Hasta aquí la parabolilla. Por favor, no lo tomen a mal, como si comparásemos personas con objetos y a los esposos con los relojes, ni mucho menos; el punto de comparación es solamente la diferencia entre “lo que no se debe romper” y lo que “se puede romper”, entre lo “llamado a no romperse” y “lo no irrompible”.

(En latín sería más claro distinguir con el uso del gerundio -ndum y el adjetivo verbal en –bilis.

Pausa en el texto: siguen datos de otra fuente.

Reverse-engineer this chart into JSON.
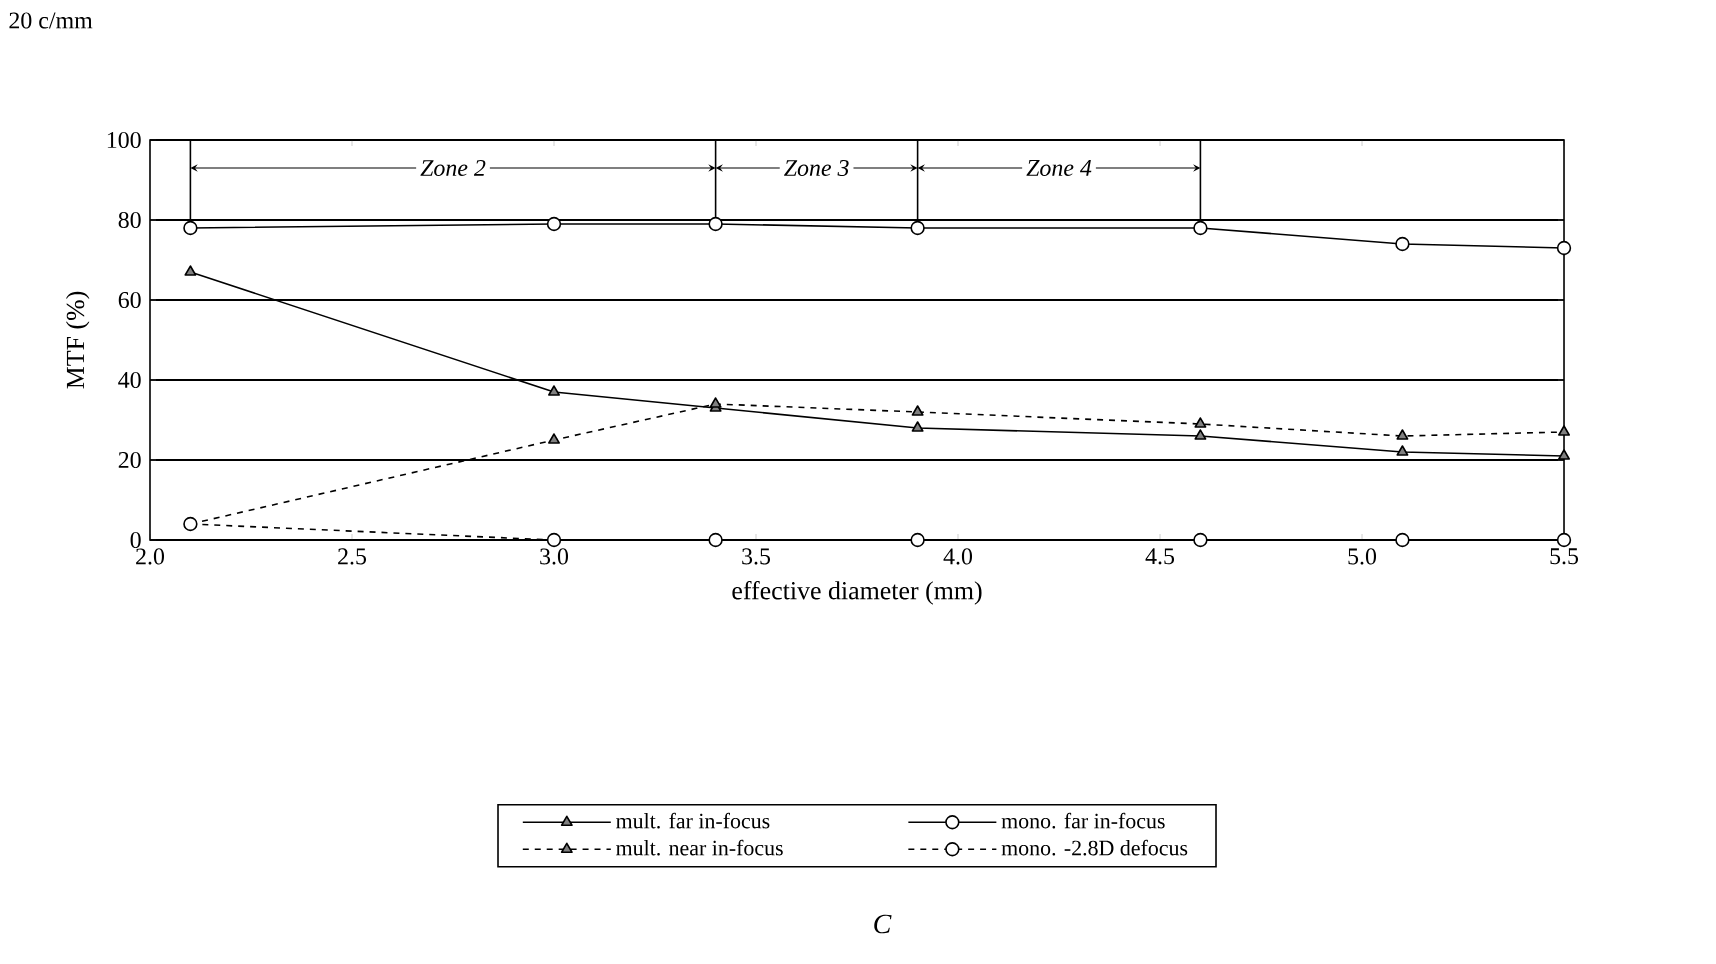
{
  "chart_data": {
    "type": "line",
    "title": "20 c/mm",
    "xlabel": "effective diameter (mm)",
    "ylabel": "MTF (%)",
    "annotations": [
      "C",
      {
        "text": "Zone 2",
        "x": 2.75,
        "y": 93
      },
      {
        "text": "Zone 3",
        "x": 3.65,
        "y": 93
      },
      {
        "text": "Zone 4",
        "x": 4.25,
        "y": 93
      }
    ],
    "x": [
      2.1,
      3.0,
      3.4,
      3.9,
      4.6,
      5.1,
      5.5
    ],
    "series": [
      {
        "name": "mult. far in-focus",
        "color": "#000000",
        "marker": "triangle",
        "line_style": "solid",
        "values": [
          67,
          37,
          33,
          28,
          26,
          22,
          21
        ]
      },
      {
        "name": "mono. far in-focus",
        "color": "#000000",
        "marker": "circle",
        "line_style": "solid",
        "values": [
          78,
          79,
          79,
          78,
          78,
          74,
          73
        ]
      },
      {
        "name": "mult. near in-focus",
        "color": "#000000",
        "marker": "triangle",
        "line_style": "dashed",
        "values": [
          4,
          25,
          34,
          32,
          29,
          26,
          27
        ]
      },
      {
        "name": "mono. -2.8D defocus",
        "color": "#000000",
        "marker": "circle",
        "line_style": "dashed",
        "values": [
          4,
          0,
          0,
          0,
          0,
          0,
          0
        ]
      }
    ],
    "ref_lines": [
      {
        "axis": "x",
        "value": 2.1
      },
      {
        "axis": "x",
        "value": 3.4
      },
      {
        "axis": "x",
        "value": 3.9
      },
      {
        "axis": "x",
        "value": 4.6
      }
    ],
    "xlim": [
      2.0,
      5.5
    ],
    "ylim": [
      0,
      100
    ],
    "xticks": [
      {
        "value": 2.0,
        "label": "2.0"
      },
      {
        "value": 2.5,
        "label": "2.5"
      },
      {
        "value": 3.0,
        "label": "3.0"
      },
      {
        "value": 3.5,
        "label": "3.5"
      },
      {
        "value": 4.0,
        "label": "4.0"
      },
      {
        "value": 4.5,
        "label": "4.5"
      },
      {
        "value": 5.0,
        "label": "5.0"
      },
      {
        "value": 5.5,
        "label": "5.5"
      }
    ],
    "yticks": [
      0,
      20,
      40,
      60,
      80,
      100
    ],
    "grid": "y",
    "legend": "bottom"
  }
}
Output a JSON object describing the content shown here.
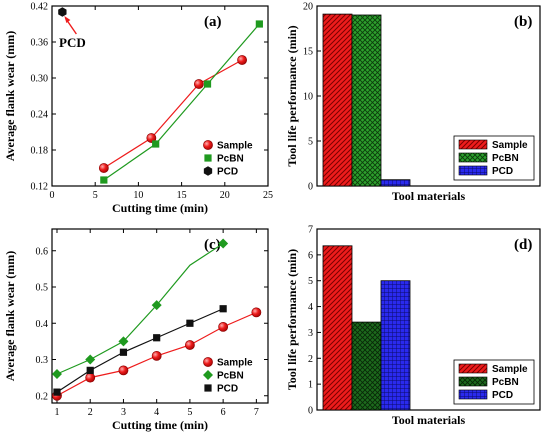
{
  "colors": {
    "sample": "#ee1c1c",
    "pcbn": "#1f9a1f",
    "pcbn_d_bar": "#1d6b1d",
    "pcd": "#111111",
    "pcd_bar": "#1a1aee"
  },
  "chart_data": [
    {
      "id": "a",
      "type": "line",
      "panel_label": "(a)",
      "xlabel": "Cutting time (min)",
      "ylabel": "Average flank wear (mm)",
      "xlim": [
        0,
        25
      ],
      "ylim": [
        0.12,
        0.42
      ],
      "xticks": [
        0,
        5,
        10,
        15,
        20,
        25
      ],
      "yticks": [
        0.12,
        0.18,
        0.24,
        0.3,
        0.36,
        0.42
      ],
      "ytick_labels": [
        "0.12",
        "0.18",
        "0.24",
        "0.30",
        "0.36",
        "0.42"
      ],
      "legend_position": "bottom-right",
      "annotation": "PCD",
      "series": [
        {
          "name": "Sample",
          "marker": "circle",
          "color_key": "sample",
          "x": [
            6,
            11.5,
            17,
            22
          ],
          "y": [
            0.15,
            0.2,
            0.29,
            0.33
          ]
        },
        {
          "name": "PcBN",
          "marker": "square",
          "color_key": "pcbn",
          "x": [
            6,
            12,
            18,
            24
          ],
          "y": [
            0.13,
            0.19,
            0.29,
            0.39
          ]
        },
        {
          "name": "PCD",
          "marker": "hexagon",
          "color_key": "pcd",
          "x": [
            1.2
          ],
          "y": [
            0.41
          ]
        }
      ]
    },
    {
      "id": "b",
      "type": "bar",
      "panel_label": "(b)",
      "xlabel": "Tool materials",
      "ylabel": "Tool life performance (min)",
      "ylim": [
        0,
        20
      ],
      "yticks": [
        0,
        5,
        10,
        15,
        20
      ],
      "legend_position": "bottom-right",
      "series": [
        {
          "name": "Sample",
          "value": 19.1,
          "pattern": "hatch-sample",
          "color_key": "sample"
        },
        {
          "name": "PcBN",
          "value": 19.0,
          "pattern": "xhatch-green",
          "color_key": "pcbn"
        },
        {
          "name": "PCD",
          "value": 0.7,
          "pattern": "grid-blue",
          "color_key": "pcd_bar"
        }
      ]
    },
    {
      "id": "c",
      "type": "line",
      "panel_label": "(c)",
      "xlabel": "Cutting time (min)",
      "ylabel": "Average flank wear (mm)",
      "xlim": [
        0.85,
        7.35
      ],
      "ylim": [
        0.18,
        0.66
      ],
      "xticks": [
        1,
        2,
        3,
        4,
        5,
        6,
        7
      ],
      "yticks": [
        0.2,
        0.3,
        0.4,
        0.5,
        0.6
      ],
      "ytick_labels": [
        "0.2",
        "0.3",
        "0.4",
        "0.5",
        "0.6"
      ],
      "legend_position": "bottom-right",
      "series": [
        {
          "name": "Sample",
          "marker": "circle",
          "color_key": "sample",
          "x": [
            1,
            2,
            3,
            4,
            5,
            6,
            7
          ],
          "y": [
            0.2,
            0.25,
            0.27,
            0.31,
            0.34,
            0.39,
            0.43
          ],
          "markers_at": [
            0,
            1,
            2,
            3,
            4,
            5,
            6
          ]
        },
        {
          "name": "PcBN",
          "marker": "diamond",
          "color_key": "pcbn",
          "x": [
            1,
            2,
            3,
            4,
            5,
            6
          ],
          "y": [
            0.26,
            0.3,
            0.35,
            0.45,
            0.56,
            0.62
          ],
          "markers_at": [
            0,
            1,
            2,
            3,
            5
          ]
        },
        {
          "name": "PCD",
          "marker": "square",
          "color_key": "pcd",
          "x": [
            1,
            2,
            3,
            4,
            5,
            6
          ],
          "y": [
            0.21,
            0.27,
            0.32,
            0.36,
            0.4,
            0.44
          ],
          "markers_at": [
            0,
            1,
            2,
            3,
            4,
            5
          ]
        }
      ]
    },
    {
      "id": "d",
      "type": "bar",
      "panel_label": "(d)",
      "xlabel": "Tool materials",
      "ylabel": "Tool life performance (min)",
      "ylim": [
        0,
        7
      ],
      "yticks": [
        0,
        1,
        2,
        3,
        4,
        5,
        6,
        7
      ],
      "legend_position": "bottom-right",
      "series": [
        {
          "name": "Sample",
          "value": 6.35,
          "pattern": "hatch-sample",
          "color_key": "sample"
        },
        {
          "name": "PcBN",
          "value": 3.4,
          "pattern": "xhatch-dark",
          "color_key": "pcbn_d_bar"
        },
        {
          "name": "PCD",
          "value": 5.0,
          "pattern": "grid-blue",
          "color_key": "pcd_bar"
        }
      ]
    }
  ]
}
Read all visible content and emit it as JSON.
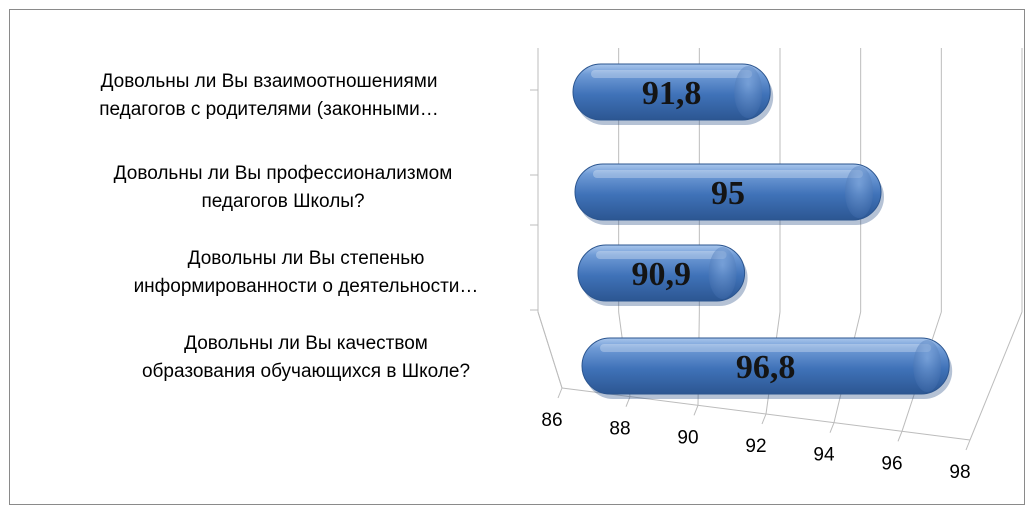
{
  "chart_data": {
    "type": "bar",
    "orientation": "horizontal",
    "style": "3d-cylinder",
    "title": "",
    "xlabel": "",
    "ylabel": "",
    "xlim": [
      86,
      98
    ],
    "ticks": [
      86,
      88,
      90,
      92,
      94,
      96,
      98
    ],
    "tick_labels": [
      "86",
      "88",
      "90",
      "92",
      "94",
      "96",
      "98"
    ],
    "grid": true,
    "legend": "none",
    "bar_color": "#4a7ebb",
    "categories": [
      "Довольны ли Вы взаимоотношениями\nпедагогов с родителями (законными…",
      "Довольны ли Вы профессионализмом\nпедагогов Школы?",
      "Довольны ли Вы степенью\nинформированности о деятельности…",
      "Довольны ли Вы качеством\nобразования обучающихся в Школе?"
    ],
    "values": [
      91.8,
      95,
      90.9,
      96.8
    ],
    "data_labels": [
      "91,8",
      "95",
      "90,9",
      "96,8"
    ]
  }
}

Por ejemplo, mi enemigo, al que se supone debo amar evangélicamente, es amandus, es decir, ha de ser amado, pero lamentablemente no es amabilis, no es amable y no es posible quererlo y me cuesta amarlo, lo más que llego es a rezar por él (como recomienda Mt 5,44 y Lc 6, 28).

Otro ejemplo, non corrumpendum es lo que no se debe o no se ha de corromper, y corruptibilis, lo que “se puede corromper”. Reconocer que los alimentos congelados del supermercado se han corrompido al tenerlos un tiempo fuera del congelador y, por tanto, hay que sustituirlos, es compatible con seguir manteniendo que no se los debe dejar que se corrompan y que debemos tener más cuidado la próxima vez.

Seguir defendiendo la indisolubilidad es compatible con la acogida eclesial de las personas que sufrieron la ruptura y están recomponiendo su vida.

En vez de decir que el matrimonio es indisoluble, deberíamos decir que es non solvendum, que no se ha de disolver (“No separen los humanos la unión de los cónyuges que Dios desea”, dice Jesús, Mt 19, 6, es decir, la unión que van a construir los cónyuges a lo largo de la vida; convierten así su unión en inseparable cuando, al envejecer juntos, se logra por fin la indisolubilidad, que no es una propiedad del matrimonio grabada como divisa el día de la boda, sino una meta a lograr mediante el cumplimiento de la promesa).

Pero decir del matrimonio que es non solvendum, que no se debe o no se ha de disolver, no quiere decir que sea irrompible, como ni siquiera lo es un reloj “water-proof” o “bomb-proof” (a prueba de inundaciones o a prueba de bombas).

Por tanto, la afirmación y defensa de la indisolubilidad como “meta, don y tarea” (de que hablaban los padres sinodales el año pasado) es compatible con el reconocimiento de que, “lamentablemente, no es irrompible” (como decían en el 2000 los obispos japoneses y venía proponiendo desde el Sínodo de 1980 el arzobispo de Tokyo, monseñor Shirayanagi Seiichi, entre otros).

Es compatible seguir proponiendo y animando a construir la indisolubilidad a lo largo de la vida de los esposos y, al mismo tiempo, reconocer la realidad de las rupturas, sanar (o, en su caso, perdonar) las heridas que necesiten sanación (o las culpas, en el caso de que las haya, que necesiten perdón), acompañar pastoralmente a las personas en el camino de recomponer su vida y acogerlas sacramentalmente con el estilo de misericordia de Jesús.

Como decía ayer el arzobispo Osoro para deshacer los malentendidos sobre la propuesta pastoral del Papa Francisco, “hay que ver todo lo que él dijo sobre la familia siendo arzobispo de Buenos Aires. Si los que dicen cosas distintas lo leyeran, firmarían claramente lo que plantea Francisco”.

Y como expresaba ya hace tiempo el cardenal Kasper en El Evangelio de la familia (Sal Terrae, 2014, p.66): “Si excluimos de los sacramentos a los cristianos divorciados y vueltos a casar que están dispuestos a acercarse a ellos, ¿no ponemos en entredicho la fundamental estructura sacramental de la Iglesia? ¿Para qué sirven entonces la Iglesia y los sacramentos?”